Cuando mi viejo se marcha yo ya he dejado de creer en Santa Claus, pero Roberta tan sólo tiene seis años y ejecuta toda la rutina: deja galletas, escribe una nota, se acerca a hurtadillas a la ventana, señala las estrellas y pregunta: ¿Eso de ahí es un reno?
El primer mes de diciembre que pasamos solos, mi madre quiere hacer algo especial. Encuentra un disfraz completo de Santa Claus: la chaqueta roja, los pantalones rojos, las botas, la barba postiza. La víspera de Navidad le dice a Roberta que se vaya a la cama a las nueve y media y que, haga lo que haga, no se acerque al salón a las diez, cosa que, por supuesto, significa que Roberta sale de la cama cinco minutos antes de las diez para acechar como un halcón.

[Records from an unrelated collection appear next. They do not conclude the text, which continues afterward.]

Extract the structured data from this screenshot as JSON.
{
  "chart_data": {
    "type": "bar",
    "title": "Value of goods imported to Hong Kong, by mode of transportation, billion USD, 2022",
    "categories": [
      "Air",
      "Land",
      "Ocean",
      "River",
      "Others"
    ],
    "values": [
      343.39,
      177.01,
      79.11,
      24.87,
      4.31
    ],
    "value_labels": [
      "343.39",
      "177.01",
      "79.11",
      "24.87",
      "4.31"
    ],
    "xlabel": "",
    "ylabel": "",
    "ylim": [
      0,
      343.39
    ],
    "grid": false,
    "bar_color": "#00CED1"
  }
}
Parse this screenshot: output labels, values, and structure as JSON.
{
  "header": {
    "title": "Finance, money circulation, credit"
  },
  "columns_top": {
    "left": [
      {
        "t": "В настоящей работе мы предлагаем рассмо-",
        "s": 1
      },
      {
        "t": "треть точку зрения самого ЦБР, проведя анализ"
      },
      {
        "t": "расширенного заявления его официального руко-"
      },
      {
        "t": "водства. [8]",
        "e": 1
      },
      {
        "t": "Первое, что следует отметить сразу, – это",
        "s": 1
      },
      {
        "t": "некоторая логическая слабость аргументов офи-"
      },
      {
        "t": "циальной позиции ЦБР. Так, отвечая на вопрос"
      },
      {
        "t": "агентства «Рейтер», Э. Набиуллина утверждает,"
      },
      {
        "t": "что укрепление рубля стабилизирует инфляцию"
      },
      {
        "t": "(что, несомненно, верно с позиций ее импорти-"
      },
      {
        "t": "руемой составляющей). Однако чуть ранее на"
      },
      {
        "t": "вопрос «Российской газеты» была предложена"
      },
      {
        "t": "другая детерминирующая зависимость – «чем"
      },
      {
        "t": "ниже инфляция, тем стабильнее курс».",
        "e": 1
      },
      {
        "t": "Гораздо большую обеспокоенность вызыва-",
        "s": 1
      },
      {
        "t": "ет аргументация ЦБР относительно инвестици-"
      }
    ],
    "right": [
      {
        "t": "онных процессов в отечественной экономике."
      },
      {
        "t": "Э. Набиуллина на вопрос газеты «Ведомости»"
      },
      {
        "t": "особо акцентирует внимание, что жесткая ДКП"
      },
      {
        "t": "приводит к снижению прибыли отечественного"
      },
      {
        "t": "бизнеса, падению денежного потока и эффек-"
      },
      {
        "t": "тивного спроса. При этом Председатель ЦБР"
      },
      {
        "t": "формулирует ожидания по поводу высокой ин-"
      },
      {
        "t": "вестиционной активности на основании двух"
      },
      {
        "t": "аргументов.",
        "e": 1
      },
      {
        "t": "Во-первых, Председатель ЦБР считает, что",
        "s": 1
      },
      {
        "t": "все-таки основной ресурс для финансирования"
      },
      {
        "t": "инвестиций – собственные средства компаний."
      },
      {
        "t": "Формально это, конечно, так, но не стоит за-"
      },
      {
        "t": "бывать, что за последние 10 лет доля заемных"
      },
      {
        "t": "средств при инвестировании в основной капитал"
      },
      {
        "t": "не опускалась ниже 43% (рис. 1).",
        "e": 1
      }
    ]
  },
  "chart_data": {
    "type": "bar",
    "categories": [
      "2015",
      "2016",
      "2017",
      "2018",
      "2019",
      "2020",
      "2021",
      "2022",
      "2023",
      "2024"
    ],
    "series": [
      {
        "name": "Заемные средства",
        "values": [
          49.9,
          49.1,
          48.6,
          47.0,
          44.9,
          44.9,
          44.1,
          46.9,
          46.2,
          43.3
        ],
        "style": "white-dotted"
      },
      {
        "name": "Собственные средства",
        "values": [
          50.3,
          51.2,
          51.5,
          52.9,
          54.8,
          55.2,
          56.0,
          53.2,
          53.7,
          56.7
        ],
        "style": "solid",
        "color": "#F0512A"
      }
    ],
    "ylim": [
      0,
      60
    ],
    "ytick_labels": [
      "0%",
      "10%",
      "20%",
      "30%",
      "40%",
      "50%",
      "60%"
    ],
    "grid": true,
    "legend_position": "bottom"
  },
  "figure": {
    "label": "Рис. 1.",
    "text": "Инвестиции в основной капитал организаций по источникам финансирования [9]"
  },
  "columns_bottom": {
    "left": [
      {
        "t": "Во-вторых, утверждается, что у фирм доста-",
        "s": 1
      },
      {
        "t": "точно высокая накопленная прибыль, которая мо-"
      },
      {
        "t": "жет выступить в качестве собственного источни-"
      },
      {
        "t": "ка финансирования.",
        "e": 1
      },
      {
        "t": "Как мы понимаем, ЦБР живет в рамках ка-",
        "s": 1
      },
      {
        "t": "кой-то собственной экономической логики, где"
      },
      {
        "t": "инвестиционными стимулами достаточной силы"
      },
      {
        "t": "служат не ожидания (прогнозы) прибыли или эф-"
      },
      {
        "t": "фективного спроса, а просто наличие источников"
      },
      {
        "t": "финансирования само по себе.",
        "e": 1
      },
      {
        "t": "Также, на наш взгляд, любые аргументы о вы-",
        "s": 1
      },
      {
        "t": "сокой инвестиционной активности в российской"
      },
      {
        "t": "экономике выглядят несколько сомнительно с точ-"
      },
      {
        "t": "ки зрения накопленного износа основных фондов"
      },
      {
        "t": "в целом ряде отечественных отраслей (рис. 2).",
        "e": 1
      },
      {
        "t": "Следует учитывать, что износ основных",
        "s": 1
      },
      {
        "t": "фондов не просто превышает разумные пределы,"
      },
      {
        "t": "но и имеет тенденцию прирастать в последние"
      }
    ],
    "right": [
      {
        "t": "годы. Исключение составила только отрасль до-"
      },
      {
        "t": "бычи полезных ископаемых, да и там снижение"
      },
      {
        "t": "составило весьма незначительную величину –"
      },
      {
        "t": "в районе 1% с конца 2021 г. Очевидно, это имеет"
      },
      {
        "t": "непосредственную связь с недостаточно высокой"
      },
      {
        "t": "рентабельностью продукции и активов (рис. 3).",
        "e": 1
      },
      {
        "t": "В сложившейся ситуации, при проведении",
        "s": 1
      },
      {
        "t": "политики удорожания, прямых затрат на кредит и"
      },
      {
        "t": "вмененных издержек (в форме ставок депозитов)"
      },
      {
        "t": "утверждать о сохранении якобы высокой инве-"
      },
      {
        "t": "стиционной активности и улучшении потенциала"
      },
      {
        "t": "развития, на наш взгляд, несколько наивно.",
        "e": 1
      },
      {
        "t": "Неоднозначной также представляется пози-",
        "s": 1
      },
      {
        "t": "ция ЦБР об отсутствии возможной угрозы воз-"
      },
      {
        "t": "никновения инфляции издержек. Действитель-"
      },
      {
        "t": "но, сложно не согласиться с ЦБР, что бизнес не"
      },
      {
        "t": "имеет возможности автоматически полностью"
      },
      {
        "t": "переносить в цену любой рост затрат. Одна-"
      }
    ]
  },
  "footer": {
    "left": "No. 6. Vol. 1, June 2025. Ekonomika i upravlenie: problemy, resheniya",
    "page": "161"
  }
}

La sigo con una linterna. Nos sentamos en la escalera. De repente la habitación se queda a oscuras y oímos un frufrú. Mi hermana suelta un grito ahogado. Enciendo la linterna. Roberta exclama con un susurro «¡No, Chick!», y yo la apago, pero entonces, como tengo la edad que tengo, la vuelvo a encender y sorprendo a mi madre con su traje de Santa Claus y una funda de almohada en las manos. Se da la vuelta e intenta bramar: «¡Jo, jo, jo! ¿Quién anda ahí?» Mi hermana se esconde, pero, no sé por qué, yo sigo enfocando a mi madre con la luz, iluminando su rostro barbudo de modo que tiene que protegerse los ojos con la mano libre.
—¡Jo, jo! —vuelve a intentarlo.
Roberta está hecha un ovillo y mira por encima de los puños. Susurra:
—¡Apágala, Chick! ¡Vas a asustarle y se irá!
Pero yo únicamente veo la absurdidad de la situación, veo que a partir de ahora vamos a tener que fingirlo todo: fingir una mesa llena en la cena, fingir un Santa Claus femenino, fingir ser una familia en vez de tres cuartos de familia.
—Es mamá —le digo cansinamente.
—¡Jo, jo, jo! —dice mi madre.
—¡No es verdad! —replica Roberta.
—Sí que es verdad, idiota. Es mamá. Santa Claus no es una chica, boba.
Sigo enfocando a mi madre y veo que su postura cambia: echa la cabeza hacia atrás y hunde los hombros, como un Santa Claus fugitivo atrapado por la policía. Roberta se echa a llorar. Me doy cuenta de que mi madre quiere gritarme, pero si lo hace se delatará, por lo que se me queda mirando fijamente entre su gorro tejido y su barba de algodón y yo siento la ausencia de mi padre por toda la estancia. Al final deja la funda de almohada llena de pequeños regalos en el suelo y sale por la puerta de la calle sin tan siquiera añadir otro «jo, jo, jo». Mi hermana regresa corriendo a la cama, deshecha en llanto. Yo me quedo en las escaleras con mi linterna, iluminando una habitación vacía y un árbol.